Extracting text, images, and vector line drawings can be a time-consuming and challenging task to do especially when dealing with large volumes of documents.

PDF.co is a powerful PDF processing platform that allows users to extract text, images, and other information from PDFs quickly and easily. The platform supports a wide range of input formats, including scanned PDFs and even images, and can output data in a variety of formats, such as CSV, JSON, and XML.

In this tutorial, we will cover the process of how to extract text, images, and vector line drawings from a PDF document by using the applications PDF.co and Zapier.

  1. Create a Zap
  2. Add Google Drive App
  3. Connect Google Drive Account
  4. Setup Trigger
  5. Test Trigger
  6. Test Trigger Result
  7. Add PDF.co App
  8. Connect PDF.co Account
  9. Setup Action
  10. Test Action
  11. Test Result
  12. Extracted JSON Output

We will use a sample PDF document to demonstrate the process of extracting text, images, and vector line drawings in JSON format using PDF.co.

Sample PDF Document
Sample PDF Document

Step 1: Create a Zap

  • Start by logging into your Zapier account and clicking on the Create Zap button.

Step 2: Add Google Drive App

  • Next, select the Google Drive app and choose the New File in Folder option. This will trigger the process when a new file is added to the specified folder.

Add Google Drive App

Step 3: Connect Google Drive Account

  • To proceed, connect your Google Drive account to Zapier and grant access to authorize the connection between the two services.

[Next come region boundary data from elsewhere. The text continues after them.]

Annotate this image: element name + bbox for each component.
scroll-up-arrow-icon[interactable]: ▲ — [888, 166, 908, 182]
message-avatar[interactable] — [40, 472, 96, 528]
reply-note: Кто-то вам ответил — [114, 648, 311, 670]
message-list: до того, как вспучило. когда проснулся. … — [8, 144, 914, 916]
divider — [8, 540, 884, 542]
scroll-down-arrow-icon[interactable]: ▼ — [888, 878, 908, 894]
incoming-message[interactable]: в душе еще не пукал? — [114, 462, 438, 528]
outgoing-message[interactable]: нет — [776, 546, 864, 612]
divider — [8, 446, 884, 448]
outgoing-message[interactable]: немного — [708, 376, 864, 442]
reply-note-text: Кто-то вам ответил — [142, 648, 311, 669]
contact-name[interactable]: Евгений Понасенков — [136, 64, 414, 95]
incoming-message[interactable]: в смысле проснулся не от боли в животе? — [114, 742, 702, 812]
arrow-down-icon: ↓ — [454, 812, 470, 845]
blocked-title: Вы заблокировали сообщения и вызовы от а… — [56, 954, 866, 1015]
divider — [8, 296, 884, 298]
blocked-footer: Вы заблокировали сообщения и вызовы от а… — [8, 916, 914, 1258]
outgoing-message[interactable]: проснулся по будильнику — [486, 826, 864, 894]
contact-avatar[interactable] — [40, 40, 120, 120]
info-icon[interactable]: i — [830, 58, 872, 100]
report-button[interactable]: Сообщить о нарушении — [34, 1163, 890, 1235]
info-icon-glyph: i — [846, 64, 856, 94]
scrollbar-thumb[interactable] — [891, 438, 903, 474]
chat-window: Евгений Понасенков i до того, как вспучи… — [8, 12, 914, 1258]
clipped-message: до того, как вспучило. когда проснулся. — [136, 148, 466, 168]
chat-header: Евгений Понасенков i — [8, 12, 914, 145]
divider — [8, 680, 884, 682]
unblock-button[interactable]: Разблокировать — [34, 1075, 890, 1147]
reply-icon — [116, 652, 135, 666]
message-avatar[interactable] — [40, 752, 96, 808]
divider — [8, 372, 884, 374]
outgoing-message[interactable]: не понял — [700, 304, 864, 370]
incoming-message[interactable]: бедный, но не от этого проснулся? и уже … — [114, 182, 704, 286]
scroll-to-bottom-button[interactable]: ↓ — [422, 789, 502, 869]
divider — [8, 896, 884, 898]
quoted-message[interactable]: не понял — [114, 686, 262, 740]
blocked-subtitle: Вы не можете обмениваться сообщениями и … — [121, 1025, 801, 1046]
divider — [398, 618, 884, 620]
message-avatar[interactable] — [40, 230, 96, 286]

Connect Google Drive Account

Step 4: Setup Trigger

Let’s set up the trigger.

  • First, select My Google Drive as the drive to use.
  • Next, specify the folder name where the source file is located.

Setup Trigger

Step 5: Test Trigger

  • Now, let’s test the trigger to ensure that it was set up correctly.

Test Trigger

Step 6: Test Trigger Result

  • Awesome! The test trigger was successful in retrieving the file from Google Drive. Now, let’s proceed by adding another app to extract text, images, and vector line drawings from the PDF document.

Test Trigger Result

Step 7: Add PDF.co App

  • In this step, we will add the PDF.co app and choose the Custom API Call option.

Add PDF.co App

Step 8: Connect PDF.co Account

  • Now, connect your PDF.co account to Zapier by adding the API Key. You can obtain the API key from your PDF.co dashboard or by signing up at this link.

Connect PDF.co Account

Step 9: Setup Action

Let’s set up the action.

  • First, enter the PDF to JSON2 endpoint to extract text, images, and vector line drawing from a PDF document.
  • Next, select the Web Content Link from Google Drive as the input file.
  • After that, input the JSON code containing the profiles with the save embed image option for image extraction.


{
"profiles": "{ 'SaveImages': 'Embed' }"
}

Setup Action

Step 10: Test Action

  • Now, let’s test the action to ensure that we have set up the PDF.co Custom API Call correctly. This will send a request to PDF.co to extract text, images, and vector line drawing from the PDF document.

Test Action

Step 11: Test Result

  • Congratulations! The test was successful and PDF.co returned a temporary URL with the extracted text, images, and vector line drawing from the PDF document. To view the output, simply copy the URL and paste it into your browser.

Test Result

Step 12: Extracted JSON Output

  • Below is the JSON output containing the extracted text, images, and vector line drawing from the PDF document.
Extracted JSON Output
Extracted JSON Output

In this tutorial, you learned how to extract text, images, and vector line drawings in a PDF document using PDF.co and Zapier. You also learned how to use the PDF.co PDF to JSON2 endpoint to extract text and images from the PDF document.